Fluctuation assays and sequencing

View detailed protocol

We performed fluctuation assays according to an established protocol (Lang, 2018) with the following modifications: 4μl of overnight inoculant was diluted in 40 ml SC-Arginine +2% Glucose media. 50μl of the diluted cultures were distributed in 96-well round-bottom plates (Costar 3788) for each strain. Plates were sealed with Breathe-Easy sealing membrane (Sigma Z380059). SC-Arginine-Serine+ Canavanine (60 mg/liter L-canavanine) Omni plates (Nunc OmniTray 242811) were used and dried for 2–4 days in a 30℃ incubator before using. Depending on the strains, 50μl of culture were diluted one- to fourfold when plating on the Omni plates, either to reduce the background or to avoid growth of too many mutant colonies. After plating, the plates were dried and then incubated at 30℃ for 48 hr. Independent mutants from separate cultures were inoculated into 200μl SC-Arginine-Serine + 60 mg/Liter Canavanine +2% Glucose media, and then grown to saturation over ~43 hr at 30℃ with shaking. Optical densities (ODs) were measured after incubation, and only mutants that reached similar saturation ODs were pooled (150μl each) to achieve equal proportions.
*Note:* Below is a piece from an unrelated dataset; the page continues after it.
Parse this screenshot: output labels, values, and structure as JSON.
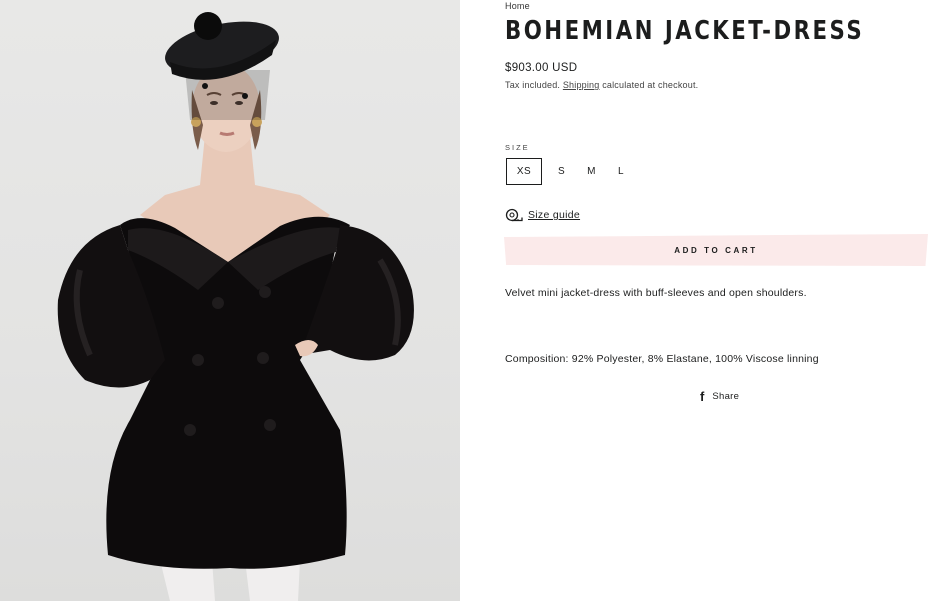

Genomic DNA from each pool was extracted using the Hoffman Winston protocol (Hoffman and Winston, 1987). CAN1 was then PCR amplified using published primers (Lang and Murray, 2008) with 15 cycles. Two independent 25μl PCR reactions were then pooled and cleaned up with a Zymo Clean & Concentrator Kit (D4004). Sequencing libraries were prepared using the Nextera XT DNA Library Preparation Kit with customized indices. Sequencing runs with 75 or 150 bp paired-end reads were performed using an Illumina NextSeq 550 sequencer (BioProject: PRJNA691686).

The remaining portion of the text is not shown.